Batches Utils

This page describes BatchVectorizer class.

class artm.BatchVectorizer(batches=None, collection_name=None, data_path='', data_format='batches', target_folder=None, batch_size=1000, batch_name_type='code', data_weight=1.0, n_wd=None, vocabulary=None, gather_dictionary=True, class_ids=None, process_in_memory_model=None)
__init__(batches=None, collection_name=None, data_path='', data_format='batches', target_folder=None, batch_size=1000, batch_name_type='code', data_weight=1.0, n_wd=None, vocabulary=None, gather_dictionary=True, class_ids=None, process_in_memory_model=None)
Parameters:
  • collection_name (str) – the name of text collection (required if data_format == ‘bow_uci’)
  • data_path (str) –
    1. if data_format == ‘bow_uci’ => folder containing ‘docword.collection_name.txt’ and vocab.collection_name.txt files; 2) if data_format == ‘vowpal_wabbit’ => file in Vowpal Wabbit format; 3) if data_format == ‘bow_n_wd’ => useless parameter 4) if data_format == ‘batches’ => folder containing batches
  • data_format (str) – the type of input data: 1) ‘bow_uci’ — Bag-Of-Words in UCI format; 2) ‘vowpal_wabbit’ — Vowpal Wabbit format; 3 ‘bow_n_wd’ — result of CountVectorizer or similar tool; 4) ‘batches’ — the BigARTM data format
  • batch_size (int) – number of documents to be stored in each batch
  • target_folder (str) – full path to folder for future batches storing; if not set, no batches will be produced for further work
  • batches (list of str) – if process_in_memory_model is None -> list with non-full file names of batches (necessary parameters are batches + data_path + data_fromat==’batches’ in this case) else -> list of batches (messages.Batch objects), loaded in memory
  • batch_name_type (str) – name batches in natural order (‘code’) or using random guids (guid)
  • data_weight (float) – weight for a group of batches from data_path; it can be a list of floats, then data_path (and target_folder if not data_format == ‘batches’) should also be lists; one weight corresponds to one path from the data_path list;
  • n_wd (array) – matrix with n_wd counters
  • vocabulary (dict) – dict with vocabulary, key - index of n_wd, value - token
  • gather_dictionary (bool) – create or not the default dictionary in vectorizer; if data_format == ‘bow_n_wd’ - automatically set to True; and if data_format == ‘batches’ or data_weight is list - automatically set to False
  • class_ids (list of str or str) – list of class_ids or single class_id to parse and include in batches
  • process_in_memory_model (artm.ARTM) – ARTM instance that will use this vectorizer, is required when one needs processing of batches from disk in RAM (only if data_format == ‘batches’).

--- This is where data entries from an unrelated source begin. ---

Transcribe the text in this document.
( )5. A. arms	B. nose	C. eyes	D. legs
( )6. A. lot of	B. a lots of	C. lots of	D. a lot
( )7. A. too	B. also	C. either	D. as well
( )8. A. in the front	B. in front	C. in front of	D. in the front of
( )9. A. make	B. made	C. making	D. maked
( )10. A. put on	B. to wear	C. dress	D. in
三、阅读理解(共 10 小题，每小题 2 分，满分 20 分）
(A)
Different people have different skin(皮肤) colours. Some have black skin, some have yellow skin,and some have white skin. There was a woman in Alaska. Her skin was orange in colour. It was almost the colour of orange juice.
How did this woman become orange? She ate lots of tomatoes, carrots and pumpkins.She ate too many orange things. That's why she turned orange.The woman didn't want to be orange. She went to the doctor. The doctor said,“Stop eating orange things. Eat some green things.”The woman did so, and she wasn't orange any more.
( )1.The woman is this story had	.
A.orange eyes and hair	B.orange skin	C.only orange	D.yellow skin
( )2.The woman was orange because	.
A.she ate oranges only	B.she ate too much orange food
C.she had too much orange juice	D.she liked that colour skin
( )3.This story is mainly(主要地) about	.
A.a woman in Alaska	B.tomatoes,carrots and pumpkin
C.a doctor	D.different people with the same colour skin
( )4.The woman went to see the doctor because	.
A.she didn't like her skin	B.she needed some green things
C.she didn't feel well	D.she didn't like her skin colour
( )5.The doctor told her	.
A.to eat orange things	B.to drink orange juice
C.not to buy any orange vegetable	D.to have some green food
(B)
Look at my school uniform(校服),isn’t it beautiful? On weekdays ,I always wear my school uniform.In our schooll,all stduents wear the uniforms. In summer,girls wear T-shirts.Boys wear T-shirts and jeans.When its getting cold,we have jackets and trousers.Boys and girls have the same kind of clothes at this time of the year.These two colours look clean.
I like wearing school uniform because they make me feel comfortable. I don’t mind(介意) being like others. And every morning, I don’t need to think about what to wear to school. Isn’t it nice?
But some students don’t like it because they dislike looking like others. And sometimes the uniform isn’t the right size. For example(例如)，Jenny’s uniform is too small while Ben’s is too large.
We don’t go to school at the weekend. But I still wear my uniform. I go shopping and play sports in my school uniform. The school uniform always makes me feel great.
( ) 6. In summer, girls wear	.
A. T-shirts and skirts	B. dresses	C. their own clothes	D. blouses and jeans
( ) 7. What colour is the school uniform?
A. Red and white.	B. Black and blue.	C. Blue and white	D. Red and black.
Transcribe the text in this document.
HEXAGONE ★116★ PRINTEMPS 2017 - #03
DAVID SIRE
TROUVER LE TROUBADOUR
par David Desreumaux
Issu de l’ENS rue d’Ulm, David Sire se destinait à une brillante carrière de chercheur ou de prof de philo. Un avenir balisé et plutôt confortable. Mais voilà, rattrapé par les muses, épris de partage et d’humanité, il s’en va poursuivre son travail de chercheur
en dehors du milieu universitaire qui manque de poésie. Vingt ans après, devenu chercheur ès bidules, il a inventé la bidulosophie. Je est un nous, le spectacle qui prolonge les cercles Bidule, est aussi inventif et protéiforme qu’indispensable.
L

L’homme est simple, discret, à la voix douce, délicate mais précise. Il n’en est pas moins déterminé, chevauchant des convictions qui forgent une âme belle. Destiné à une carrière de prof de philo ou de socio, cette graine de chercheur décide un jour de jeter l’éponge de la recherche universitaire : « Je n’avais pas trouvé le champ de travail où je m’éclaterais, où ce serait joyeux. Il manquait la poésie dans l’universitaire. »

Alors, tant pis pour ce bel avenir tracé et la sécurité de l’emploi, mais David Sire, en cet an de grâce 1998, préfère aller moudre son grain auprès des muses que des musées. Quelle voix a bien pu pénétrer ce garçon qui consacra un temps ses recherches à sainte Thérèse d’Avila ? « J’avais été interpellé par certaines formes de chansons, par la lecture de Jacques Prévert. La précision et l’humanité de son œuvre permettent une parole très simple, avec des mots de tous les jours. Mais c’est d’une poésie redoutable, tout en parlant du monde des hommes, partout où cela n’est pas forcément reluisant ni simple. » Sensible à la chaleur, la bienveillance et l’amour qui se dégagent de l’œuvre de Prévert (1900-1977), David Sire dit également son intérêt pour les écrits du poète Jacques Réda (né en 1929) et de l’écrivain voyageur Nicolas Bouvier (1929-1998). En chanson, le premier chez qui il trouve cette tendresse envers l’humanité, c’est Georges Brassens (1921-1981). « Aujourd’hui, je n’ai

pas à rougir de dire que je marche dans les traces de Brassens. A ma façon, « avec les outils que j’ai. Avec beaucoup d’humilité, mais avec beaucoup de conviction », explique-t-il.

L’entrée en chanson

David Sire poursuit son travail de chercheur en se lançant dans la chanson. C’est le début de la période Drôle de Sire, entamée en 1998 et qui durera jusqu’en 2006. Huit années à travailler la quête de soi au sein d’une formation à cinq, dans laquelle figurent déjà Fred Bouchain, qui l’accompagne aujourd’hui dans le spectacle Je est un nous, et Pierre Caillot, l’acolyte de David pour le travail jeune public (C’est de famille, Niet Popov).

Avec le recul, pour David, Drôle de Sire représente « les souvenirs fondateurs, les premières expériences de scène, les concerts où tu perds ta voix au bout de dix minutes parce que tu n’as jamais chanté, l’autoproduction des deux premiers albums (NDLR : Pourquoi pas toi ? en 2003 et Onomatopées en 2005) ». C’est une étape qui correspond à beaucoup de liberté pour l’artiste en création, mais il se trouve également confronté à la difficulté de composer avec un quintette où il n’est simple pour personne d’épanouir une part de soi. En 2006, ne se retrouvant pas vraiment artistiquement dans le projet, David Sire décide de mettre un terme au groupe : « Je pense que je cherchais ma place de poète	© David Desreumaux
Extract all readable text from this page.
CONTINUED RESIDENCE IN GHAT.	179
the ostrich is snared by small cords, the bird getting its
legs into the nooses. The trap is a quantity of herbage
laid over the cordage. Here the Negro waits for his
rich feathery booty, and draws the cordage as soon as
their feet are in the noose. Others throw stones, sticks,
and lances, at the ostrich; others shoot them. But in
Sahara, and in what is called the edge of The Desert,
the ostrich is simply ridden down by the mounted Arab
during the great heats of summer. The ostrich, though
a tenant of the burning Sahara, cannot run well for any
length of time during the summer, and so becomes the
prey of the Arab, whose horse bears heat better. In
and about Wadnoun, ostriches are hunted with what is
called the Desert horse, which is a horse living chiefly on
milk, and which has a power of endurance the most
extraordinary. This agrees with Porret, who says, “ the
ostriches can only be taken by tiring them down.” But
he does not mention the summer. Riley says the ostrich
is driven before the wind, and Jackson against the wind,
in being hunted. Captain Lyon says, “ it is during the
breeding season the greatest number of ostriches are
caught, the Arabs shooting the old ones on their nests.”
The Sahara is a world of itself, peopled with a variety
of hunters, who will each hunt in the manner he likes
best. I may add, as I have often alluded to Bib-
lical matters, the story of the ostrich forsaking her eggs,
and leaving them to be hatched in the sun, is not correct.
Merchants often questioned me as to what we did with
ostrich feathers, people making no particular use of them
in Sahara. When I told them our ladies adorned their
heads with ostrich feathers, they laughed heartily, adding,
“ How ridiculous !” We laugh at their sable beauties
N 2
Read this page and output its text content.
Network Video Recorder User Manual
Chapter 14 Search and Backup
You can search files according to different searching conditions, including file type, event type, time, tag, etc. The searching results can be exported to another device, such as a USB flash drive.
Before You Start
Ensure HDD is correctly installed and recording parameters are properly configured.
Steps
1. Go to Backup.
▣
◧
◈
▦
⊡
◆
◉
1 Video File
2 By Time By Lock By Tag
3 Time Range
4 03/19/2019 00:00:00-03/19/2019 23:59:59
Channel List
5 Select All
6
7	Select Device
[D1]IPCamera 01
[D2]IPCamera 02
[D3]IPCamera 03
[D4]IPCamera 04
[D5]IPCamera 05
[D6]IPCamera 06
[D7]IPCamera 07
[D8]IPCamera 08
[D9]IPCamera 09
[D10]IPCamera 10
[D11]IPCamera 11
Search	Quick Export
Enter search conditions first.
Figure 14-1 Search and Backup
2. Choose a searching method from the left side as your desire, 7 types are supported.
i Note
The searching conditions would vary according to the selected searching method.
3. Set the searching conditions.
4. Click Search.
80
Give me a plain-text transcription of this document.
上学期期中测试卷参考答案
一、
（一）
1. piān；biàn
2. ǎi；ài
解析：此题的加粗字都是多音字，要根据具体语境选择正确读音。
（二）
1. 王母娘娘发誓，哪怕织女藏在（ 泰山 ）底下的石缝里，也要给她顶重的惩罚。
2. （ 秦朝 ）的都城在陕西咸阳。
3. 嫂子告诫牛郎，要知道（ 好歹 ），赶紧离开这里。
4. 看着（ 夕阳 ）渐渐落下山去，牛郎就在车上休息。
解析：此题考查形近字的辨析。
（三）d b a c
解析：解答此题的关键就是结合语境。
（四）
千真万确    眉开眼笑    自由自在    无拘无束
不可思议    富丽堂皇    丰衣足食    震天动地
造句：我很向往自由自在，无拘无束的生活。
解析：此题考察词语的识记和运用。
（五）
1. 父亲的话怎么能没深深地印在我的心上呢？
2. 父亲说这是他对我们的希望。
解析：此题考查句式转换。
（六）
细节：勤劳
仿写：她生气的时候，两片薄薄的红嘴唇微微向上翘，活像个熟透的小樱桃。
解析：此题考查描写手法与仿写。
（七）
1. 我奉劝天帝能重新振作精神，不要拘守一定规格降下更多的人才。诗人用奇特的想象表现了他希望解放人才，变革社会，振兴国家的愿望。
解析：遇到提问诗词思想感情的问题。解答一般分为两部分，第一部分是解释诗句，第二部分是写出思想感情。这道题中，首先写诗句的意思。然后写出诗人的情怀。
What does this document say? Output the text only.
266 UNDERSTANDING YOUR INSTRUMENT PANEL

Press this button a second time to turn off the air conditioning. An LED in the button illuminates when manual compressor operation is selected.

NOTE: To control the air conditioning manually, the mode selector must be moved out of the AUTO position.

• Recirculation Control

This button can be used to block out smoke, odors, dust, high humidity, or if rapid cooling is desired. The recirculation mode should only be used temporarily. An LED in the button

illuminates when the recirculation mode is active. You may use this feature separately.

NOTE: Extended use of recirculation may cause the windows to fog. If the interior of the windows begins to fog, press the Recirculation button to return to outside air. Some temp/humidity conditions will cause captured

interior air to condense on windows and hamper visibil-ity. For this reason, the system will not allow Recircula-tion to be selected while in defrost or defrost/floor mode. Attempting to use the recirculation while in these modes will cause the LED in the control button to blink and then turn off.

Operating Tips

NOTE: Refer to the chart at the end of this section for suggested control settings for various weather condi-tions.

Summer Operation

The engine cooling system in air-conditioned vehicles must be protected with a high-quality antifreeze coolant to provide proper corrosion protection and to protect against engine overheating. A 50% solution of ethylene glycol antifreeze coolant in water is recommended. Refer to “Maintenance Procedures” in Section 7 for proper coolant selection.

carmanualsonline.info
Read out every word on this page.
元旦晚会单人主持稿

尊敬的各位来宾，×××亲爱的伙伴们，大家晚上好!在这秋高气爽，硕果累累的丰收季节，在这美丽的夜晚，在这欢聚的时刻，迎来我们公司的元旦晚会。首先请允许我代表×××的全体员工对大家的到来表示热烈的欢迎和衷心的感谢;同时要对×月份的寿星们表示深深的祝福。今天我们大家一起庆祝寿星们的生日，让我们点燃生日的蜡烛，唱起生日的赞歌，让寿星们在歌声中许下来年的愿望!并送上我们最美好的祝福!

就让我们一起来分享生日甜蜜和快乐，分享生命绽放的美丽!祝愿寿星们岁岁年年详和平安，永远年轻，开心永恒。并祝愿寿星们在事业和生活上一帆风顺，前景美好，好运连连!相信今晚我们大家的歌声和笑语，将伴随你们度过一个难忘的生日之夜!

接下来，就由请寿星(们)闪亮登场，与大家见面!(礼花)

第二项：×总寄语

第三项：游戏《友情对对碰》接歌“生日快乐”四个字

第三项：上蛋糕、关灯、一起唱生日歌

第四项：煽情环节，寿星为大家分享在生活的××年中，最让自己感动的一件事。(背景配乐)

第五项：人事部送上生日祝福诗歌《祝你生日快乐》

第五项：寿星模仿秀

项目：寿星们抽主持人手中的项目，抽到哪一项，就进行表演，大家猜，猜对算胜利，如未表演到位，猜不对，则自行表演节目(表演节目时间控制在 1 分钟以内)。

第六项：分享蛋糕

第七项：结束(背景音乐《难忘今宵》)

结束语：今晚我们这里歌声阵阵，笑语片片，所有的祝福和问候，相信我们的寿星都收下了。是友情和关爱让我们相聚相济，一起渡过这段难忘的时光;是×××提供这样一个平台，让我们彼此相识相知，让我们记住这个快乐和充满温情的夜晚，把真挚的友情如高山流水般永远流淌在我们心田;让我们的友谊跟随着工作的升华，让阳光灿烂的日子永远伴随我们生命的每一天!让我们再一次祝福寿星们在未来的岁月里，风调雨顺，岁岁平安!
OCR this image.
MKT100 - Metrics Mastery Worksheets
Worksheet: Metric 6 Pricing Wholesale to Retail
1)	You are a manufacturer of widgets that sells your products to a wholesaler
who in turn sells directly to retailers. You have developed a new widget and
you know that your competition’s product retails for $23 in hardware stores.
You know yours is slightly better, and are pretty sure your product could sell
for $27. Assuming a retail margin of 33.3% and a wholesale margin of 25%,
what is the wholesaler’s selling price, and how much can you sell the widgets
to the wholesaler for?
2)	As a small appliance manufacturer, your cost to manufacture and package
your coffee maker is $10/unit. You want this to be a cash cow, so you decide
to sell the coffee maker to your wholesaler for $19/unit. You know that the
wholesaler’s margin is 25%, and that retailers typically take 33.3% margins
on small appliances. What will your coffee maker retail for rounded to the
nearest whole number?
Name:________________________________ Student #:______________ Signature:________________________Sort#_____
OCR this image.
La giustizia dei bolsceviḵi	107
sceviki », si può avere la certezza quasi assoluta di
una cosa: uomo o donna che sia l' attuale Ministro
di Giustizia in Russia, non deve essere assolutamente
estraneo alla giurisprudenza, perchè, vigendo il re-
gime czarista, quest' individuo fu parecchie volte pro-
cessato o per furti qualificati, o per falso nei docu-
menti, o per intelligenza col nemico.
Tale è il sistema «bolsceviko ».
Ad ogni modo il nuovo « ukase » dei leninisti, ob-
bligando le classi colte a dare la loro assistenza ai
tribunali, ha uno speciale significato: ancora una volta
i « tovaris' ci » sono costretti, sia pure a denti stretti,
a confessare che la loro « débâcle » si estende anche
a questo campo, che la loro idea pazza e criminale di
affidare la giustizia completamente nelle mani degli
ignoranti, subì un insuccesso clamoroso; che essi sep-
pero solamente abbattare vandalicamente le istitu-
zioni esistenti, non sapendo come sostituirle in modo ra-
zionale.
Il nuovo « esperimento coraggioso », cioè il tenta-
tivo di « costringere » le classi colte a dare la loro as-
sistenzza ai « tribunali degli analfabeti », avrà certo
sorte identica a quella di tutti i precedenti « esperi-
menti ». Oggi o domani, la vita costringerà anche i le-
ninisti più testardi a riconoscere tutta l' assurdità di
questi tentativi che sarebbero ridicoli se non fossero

NOTE: makes vectorizer model specific.
batch_size
Returns:the user-defined size of the batches
batches_ids
Returns:list of batches filenames, if process_in_memory == False, else - the list of in memory batches ids
batches_list

: return: list of batches, if process_in_memory == False, else - the list of in memory batches ids

data_path
Returns:the disk path of batches
dictionary
Returns:Dictionary object, if parameter gather_dictionary was True, else None
num_batches
Returns:the number of batches
process_in_memory
Returns:if Vectorizer uses processing of batches in core memory
weights
Returns:list of batches weights